Light is good. Darkness not so much. Formation of infinite numbers of stars that generate light and heat provides for us on this planet, at least, the preconditions for life, and life is good. The reason it is good is simply that it affords the ability to knowingly grow itself. More light. More life. More good.
But it is also evident that darkness, or lack of light, is not simply the absence of light, but functions in the universe as akin to “black holes,” gaping spaces that devour and knock out light. Except for theologically, shall we say, this is a recent discovery. In fact, it could be said that the existence of a force that stands against light is the only real reason to have theology at all.
We, us humans in this time and space, may not have been around that long in cosmic terms, but the stuff in us has been for millions of years. Embedded in our stuff is the experience of the universe, living in each and all.
It should not be lost on us that in our recent experience as humans, we’ve learned that there is a relation between light, warmth, connections between us and the phenomenon we identify with the term, “love.’ This connection can be extrapolated to the entire cosmos and there is nothing to oppose that notion, except for that which we observe is actively against it.
Could it be that it is in our very DNA, the million-years old molecules that make each of us up, we recognize this?
Why would the essential prayer given us centers on the lines, “Lead us not into temptation, but deliver us from evil?”
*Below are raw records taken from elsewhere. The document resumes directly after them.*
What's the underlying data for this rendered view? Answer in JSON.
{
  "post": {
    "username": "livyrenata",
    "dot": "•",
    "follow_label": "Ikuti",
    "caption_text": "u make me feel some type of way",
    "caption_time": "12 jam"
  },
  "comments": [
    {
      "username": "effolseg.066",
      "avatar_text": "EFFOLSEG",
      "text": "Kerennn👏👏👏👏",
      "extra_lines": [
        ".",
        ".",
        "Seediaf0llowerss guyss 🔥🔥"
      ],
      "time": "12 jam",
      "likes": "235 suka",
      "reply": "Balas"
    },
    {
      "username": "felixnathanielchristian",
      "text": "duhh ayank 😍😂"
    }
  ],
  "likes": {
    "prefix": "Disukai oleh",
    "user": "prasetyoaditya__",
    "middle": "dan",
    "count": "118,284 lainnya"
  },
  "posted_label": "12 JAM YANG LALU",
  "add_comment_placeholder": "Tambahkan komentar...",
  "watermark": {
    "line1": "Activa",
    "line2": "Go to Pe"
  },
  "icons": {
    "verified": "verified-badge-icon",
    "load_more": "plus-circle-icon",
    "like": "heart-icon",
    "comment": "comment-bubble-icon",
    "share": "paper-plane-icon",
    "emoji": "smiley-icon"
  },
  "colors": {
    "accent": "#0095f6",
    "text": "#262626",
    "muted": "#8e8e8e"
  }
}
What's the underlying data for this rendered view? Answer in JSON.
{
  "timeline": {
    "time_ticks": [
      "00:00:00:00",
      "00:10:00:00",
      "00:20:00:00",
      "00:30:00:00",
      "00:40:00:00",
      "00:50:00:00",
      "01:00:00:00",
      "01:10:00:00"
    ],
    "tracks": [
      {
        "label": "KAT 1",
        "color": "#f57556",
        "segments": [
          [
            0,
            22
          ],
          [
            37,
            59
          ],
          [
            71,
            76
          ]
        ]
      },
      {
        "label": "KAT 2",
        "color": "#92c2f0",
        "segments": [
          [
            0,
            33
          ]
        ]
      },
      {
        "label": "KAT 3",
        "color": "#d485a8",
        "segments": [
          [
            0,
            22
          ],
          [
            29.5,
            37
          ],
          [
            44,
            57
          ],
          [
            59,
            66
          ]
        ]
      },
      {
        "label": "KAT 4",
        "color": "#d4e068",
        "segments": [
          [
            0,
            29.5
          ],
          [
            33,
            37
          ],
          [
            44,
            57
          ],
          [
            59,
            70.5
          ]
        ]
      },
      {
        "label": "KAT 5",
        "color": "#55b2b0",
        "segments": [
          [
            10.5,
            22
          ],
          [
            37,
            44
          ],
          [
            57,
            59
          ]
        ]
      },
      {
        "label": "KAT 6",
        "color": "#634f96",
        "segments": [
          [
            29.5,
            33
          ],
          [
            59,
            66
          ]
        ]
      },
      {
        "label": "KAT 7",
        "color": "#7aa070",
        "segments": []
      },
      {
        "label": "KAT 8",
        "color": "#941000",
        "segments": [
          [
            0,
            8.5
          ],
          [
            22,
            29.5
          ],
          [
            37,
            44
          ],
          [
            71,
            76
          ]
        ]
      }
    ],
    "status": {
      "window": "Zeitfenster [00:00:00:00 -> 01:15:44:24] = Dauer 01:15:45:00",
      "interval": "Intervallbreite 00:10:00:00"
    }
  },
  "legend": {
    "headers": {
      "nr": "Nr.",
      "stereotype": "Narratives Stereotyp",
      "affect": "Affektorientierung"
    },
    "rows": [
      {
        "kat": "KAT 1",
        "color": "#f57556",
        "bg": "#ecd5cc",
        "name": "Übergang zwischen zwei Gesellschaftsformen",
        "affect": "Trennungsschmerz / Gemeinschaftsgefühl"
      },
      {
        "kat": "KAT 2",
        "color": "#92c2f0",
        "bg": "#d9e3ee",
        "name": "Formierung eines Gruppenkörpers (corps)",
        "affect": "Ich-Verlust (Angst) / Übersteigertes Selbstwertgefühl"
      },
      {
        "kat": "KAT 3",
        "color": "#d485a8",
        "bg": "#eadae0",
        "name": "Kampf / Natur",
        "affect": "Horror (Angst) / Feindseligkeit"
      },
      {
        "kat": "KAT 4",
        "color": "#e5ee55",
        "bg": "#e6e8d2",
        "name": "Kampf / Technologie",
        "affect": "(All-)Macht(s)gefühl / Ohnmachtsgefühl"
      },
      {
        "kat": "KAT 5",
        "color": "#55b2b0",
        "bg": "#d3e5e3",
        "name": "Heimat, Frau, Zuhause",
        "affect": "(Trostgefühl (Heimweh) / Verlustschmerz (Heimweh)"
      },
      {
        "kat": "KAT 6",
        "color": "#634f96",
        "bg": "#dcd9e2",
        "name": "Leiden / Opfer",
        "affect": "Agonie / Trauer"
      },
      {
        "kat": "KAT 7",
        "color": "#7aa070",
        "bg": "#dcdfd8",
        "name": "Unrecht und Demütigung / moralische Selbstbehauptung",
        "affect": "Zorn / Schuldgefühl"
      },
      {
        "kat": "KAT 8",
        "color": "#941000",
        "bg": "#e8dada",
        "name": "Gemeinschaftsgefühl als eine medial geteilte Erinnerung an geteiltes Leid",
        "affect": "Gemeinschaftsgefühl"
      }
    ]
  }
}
I believe we all know this in our bones, so to speak. We sentient beings are smarter than most we know of; it is our calling to resist evil.
Trump is aligned with evil. He’s made the conscious decision to emulate its forms, such as Hitler. But more than that, he is the face of a generation of highly immoral men who now are the wealthiest one percent in the world, who own and control everything, and are determined to tamp us down.